Virus no laboratório
Essa história é lá da primeira metade dos anos 2000, na época eu trabalhava em uma empresa que criava hardware para telefonia.
Era bem interessante, tive acesso a algumas maquinas NEC legais e escrevi alguns códigos bem interessantes.
Foi nessa época que eu escrevi um gravador para VoIP capturando diretamente os pacotes SIP da rede, menos de 100 linhas de código C, mas isso é história para outro dia.
Um dia um cliente ligou reclamando que o sistema dele estava muito lento, era um cliente grande, um laboratório farmacêutico aqui de São Paulo.
O sistema desse cliente era mais ou menos assim, ele recebia muitos documentos via FAX, solicitações, resultados de exames, documentos de pacientes.
O próprio sistema já fazia uma pré classificação e inseria alguns dados no banco de dados, na época era o MySQL (não por minha escolha) os documentos em si eram armazenados em HDs que eram compartilhados com a rede e podiam ser acessados pelas máquinas dos atendentes.
Dessa forma o sistema do laboratório conseguia localizar documentos e atender a médicos e pacientes.
O pessoal que conhecia melhor esse sistema conversou entre eles e chegaram a conclusão que a lentidão devia ser por causa do banco de dados e a solução foi comprar uma máquina nova e otimizar o banco.
Em alguns dias a nova maquina estava na minha mesa, um DELL lindo medindo apenas 1u, não lembro das especificações, mas era uma máquina caríssima para a época.
Passei uns dois dias me divertindo configurando e ajustando a máquina para o máximo de desempenho. Nenhum aspecto foi deixado ao acaso, a ponto de ajustar os caches do banco exatamente para o hardware, sistema de arquivos otimizado, nenhum processo rodando além dos absolutamente necessários e assim por diante.
A maquina saiu da minha mesa e eu tinha certeza que havia feito o melhor trabalho possível e pelos meus testes não teria como esbarrarmos em desempenho de banco de dados outra vez tão cedo.

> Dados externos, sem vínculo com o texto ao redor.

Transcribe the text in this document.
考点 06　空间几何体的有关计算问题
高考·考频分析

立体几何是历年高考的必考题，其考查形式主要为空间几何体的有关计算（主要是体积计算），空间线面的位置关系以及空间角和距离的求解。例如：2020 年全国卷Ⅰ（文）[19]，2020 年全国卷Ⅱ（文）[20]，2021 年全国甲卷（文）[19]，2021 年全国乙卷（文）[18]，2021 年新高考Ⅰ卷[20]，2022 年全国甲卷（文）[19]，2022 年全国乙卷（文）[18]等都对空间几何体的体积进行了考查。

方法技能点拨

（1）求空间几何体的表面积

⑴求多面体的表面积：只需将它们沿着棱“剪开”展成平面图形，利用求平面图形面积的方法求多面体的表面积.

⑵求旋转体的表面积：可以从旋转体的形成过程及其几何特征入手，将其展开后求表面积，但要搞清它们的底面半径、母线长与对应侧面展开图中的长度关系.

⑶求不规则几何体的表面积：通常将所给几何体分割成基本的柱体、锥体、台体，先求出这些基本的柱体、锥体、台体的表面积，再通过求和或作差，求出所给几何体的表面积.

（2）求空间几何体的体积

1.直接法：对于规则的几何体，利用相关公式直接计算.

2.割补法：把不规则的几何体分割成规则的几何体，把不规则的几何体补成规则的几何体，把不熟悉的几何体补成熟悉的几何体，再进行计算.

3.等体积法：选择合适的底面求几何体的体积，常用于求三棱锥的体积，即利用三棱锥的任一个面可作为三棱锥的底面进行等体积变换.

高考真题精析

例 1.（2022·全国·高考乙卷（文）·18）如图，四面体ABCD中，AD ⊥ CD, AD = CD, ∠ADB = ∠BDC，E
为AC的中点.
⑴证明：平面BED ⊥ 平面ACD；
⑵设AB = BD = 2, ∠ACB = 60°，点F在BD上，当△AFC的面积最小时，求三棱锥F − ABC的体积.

Alguns dias depois o cliente reclamou novamente, o sistema continuava lento, então conversamos e conseguimos que deixassem mandar alguém lá para mensurar as partes do sistema e descobrir o que estava havendo.

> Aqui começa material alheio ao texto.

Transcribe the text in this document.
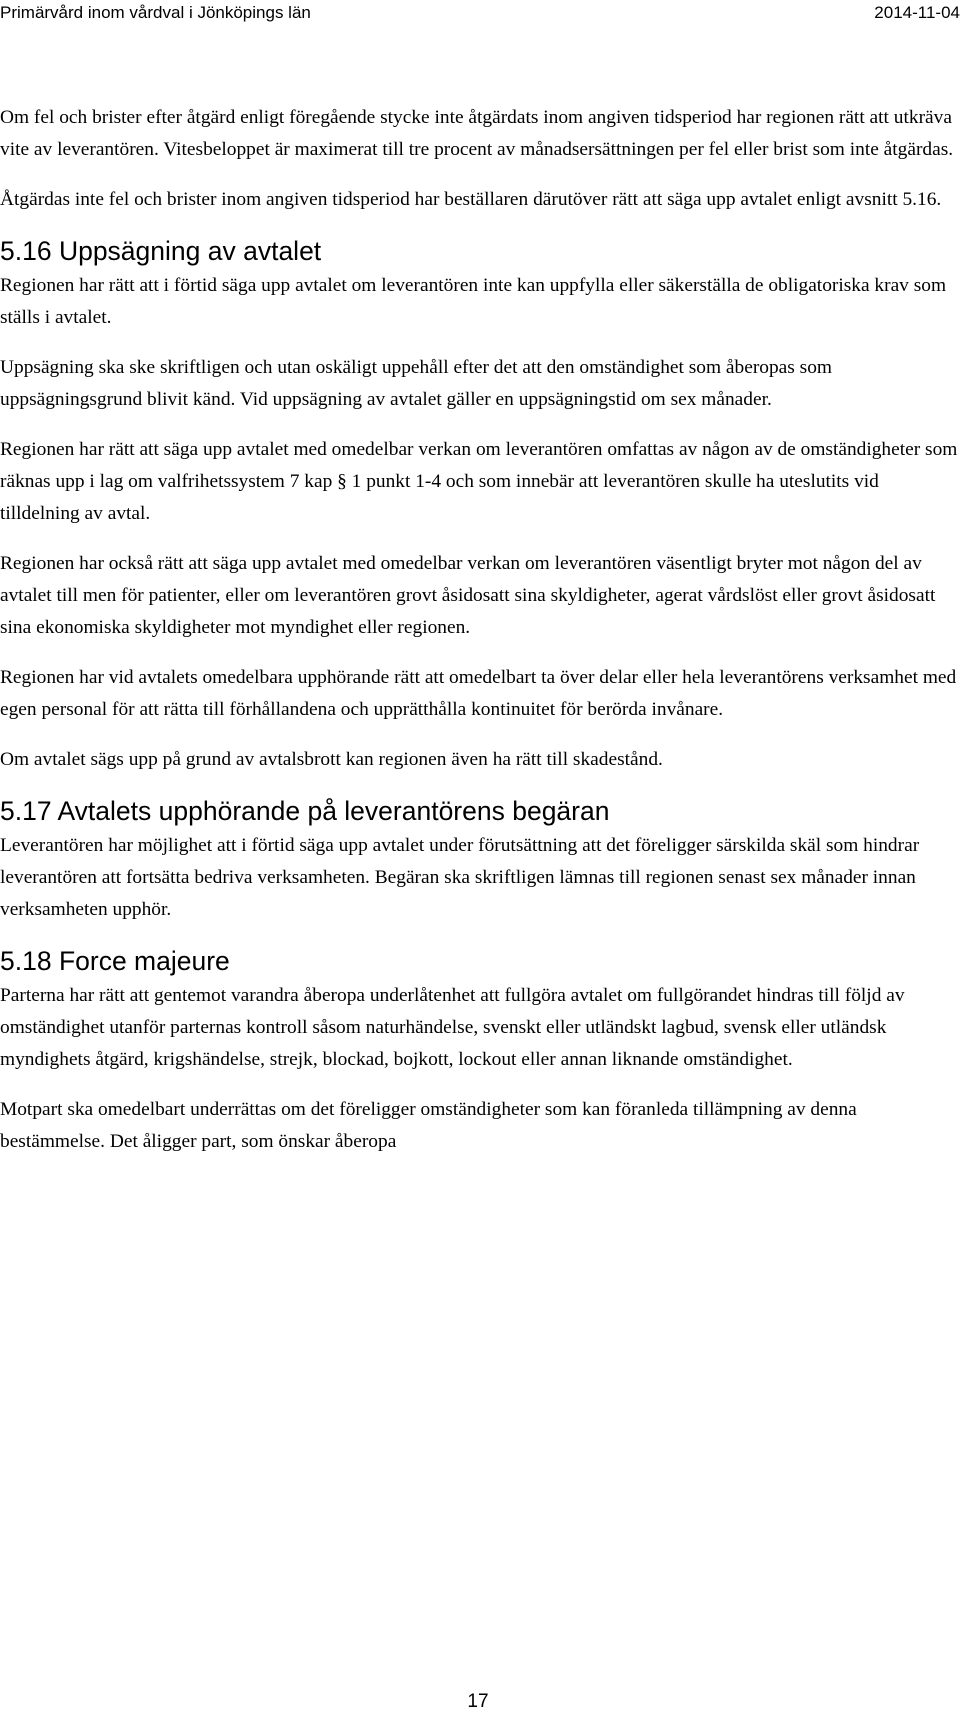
Primärvård inom vårdval i Jönköpings län	2014-11-04

Om fel och brister efter åtgärd enligt föregående stycke inte åtgärdats inom angiven tidsperiod har regionen rätt att utkräva vite av leverantören. Vitesbeloppet är maximerat till tre procent av månadsersättningen per fel eller brist som inte åtgärdas.

Åtgärdas inte fel och brister inom angiven tidsperiod har beställaren därutöver rätt att säga upp avtalet enligt avsnitt 5.16.

5.16 Uppsägning av avtalet

Regionen har rätt att i förtid säga upp avtalet om leverantören inte kan uppfylla eller säkerställa de obligatoriska krav som ställs i avtalet.

Uppsägning ska ske skriftligen och utan oskäligt uppehåll efter det att den omständighet som åberopas som uppsägningsgrund blivit känd. Vid uppsägning av avtalet gäller en uppsägningstid om sex månader.

Regionen har rätt att säga upp avtalet med omedelbar verkan om leverantören omfattas av någon av de omständigheter som räknas upp i lag om valfrihetssystem 7 kap § 1 punkt 1-4 och som innebär att leverantören skulle ha uteslutits vid tilldelning av avtal.

Regionen har också rätt att säga upp avtalet med omedelbar verkan om leverantören väsentligt bryter mot någon del av avtalet till men för patienter, eller om leverantören grovt åsidosatt sina skyldigheter, agerat vårdslöst eller grovt åsidosatt sina ekonomiska skyldigheter mot myndighet eller regionen.

Regionen har vid avtalets omedelbara upphörande rätt att omedelbart ta över delar eller hela leverantörens verksamhet med egen personal för att rätta till förhållandena och upprätthålla kontinuitet för berörda invånare.

Om avtalet sägs upp på grund av avtalsbrott kan regionen även ha rätt till skadestånd.

5.17 Avtalets upphörande på leverantörens begäran

Leverantören har möjlighet att i förtid säga upp avtalet under förutsättning att det föreligger särskilda skäl som hindrar leverantören att fortsätta bedriva verksamheten. Begäran ska skriftligen lämnas till regionen senast sex månader innan verksamheten upphör.

5.18 Force majeure

Parterna har rätt att gentemot varandra åberopa underlåtenhet att fullgöra avtalet om fullgörandet hindras till följd av omständighet utanför parternas kontroll såsom naturhändelse, svenskt eller utländskt lagbud, svensk eller utländsk myndighets åtgärd, krigshändelse, strejk, blockad, bojkott, lockout eller annan liknande omständighet.

Motpart ska omedelbart underrättas om det föreligger omständigheter som kan föranleda tillämpning av denna bestämmelse. Det åligger part, som önskar åberopa

17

Claro que esse alguém era eu.
Logo que cheguei, comecei a observar a rede e o trafego estava bastante alto mesmo fora do horário de pico, pelo protocolo quem estava sobrecarregado era o sistema de compartilhamento de arquivos e diretórios do Windows.
Então, fiz o mais básico, dei uma olhada nos arquivos em si, o sistema de FAX gerava milhares de arquivos por dia que eram separados em uma estrutura de diretórios por data e hora, ficando fácil saber o que havia chego em cada momento sem falar nos nomes de arquivos que eram padronizados.
E nesse oceano de arquivos um deles me chamou a atenção, um doc com o nome fora do padrão além do fato de ser um doc e não um arquivo de imagens gerado pelo sistema de FAX.
Foi só abrir o arquivo para ver que era um daqueles vírus de macro VBA que infectavam documentos do Word bem comuns na época.
O que esse vírus fazia era repetidamente vasculhar todos os diretórios compartilhados tentando encontrar a lixeira do Windows para limpar, no código-fonte tinha até um comentário dizendo para não se preocupar, que o vírus era inofensivo (como se isso fosse possível).
Com milhares de arquivos e diretórios sendo vasculhados pelo vírus, a rede ficou lenta.
Então, coletei as evidências e fiz um belo relatório e meu chefe ficou bem contente de além de resolver o problema do cliente também poder cobrar as horas por eu ir lá. Depois do sistema limpo tudo retornou ao normal, agora com um banco de dados super otimizado.
Caso você esteja curioso para ver como esse tipo de vírus era, é só fazer uma pesquisa rápida no GitHub, você encontrará vários repositórios com código-fonte de muitos vírus lá.
Com essa experiência, ficou claro que antes de partir para soluções complexas ou investimentos desnecessários, é fundamental mensurar e analisar o sistema com cuidado.
Muitas vezes, o que aparenta ser uma falha em um componente específico, como o banco de dados, pode ser, na verdade, um sintoma de outro problema, no caso, um vírus que sobrecarregava a rede.
Essa situação reforça a importância de manter os sistemas simples, dessa forma fica muito mais simples analisar o que esta havendo.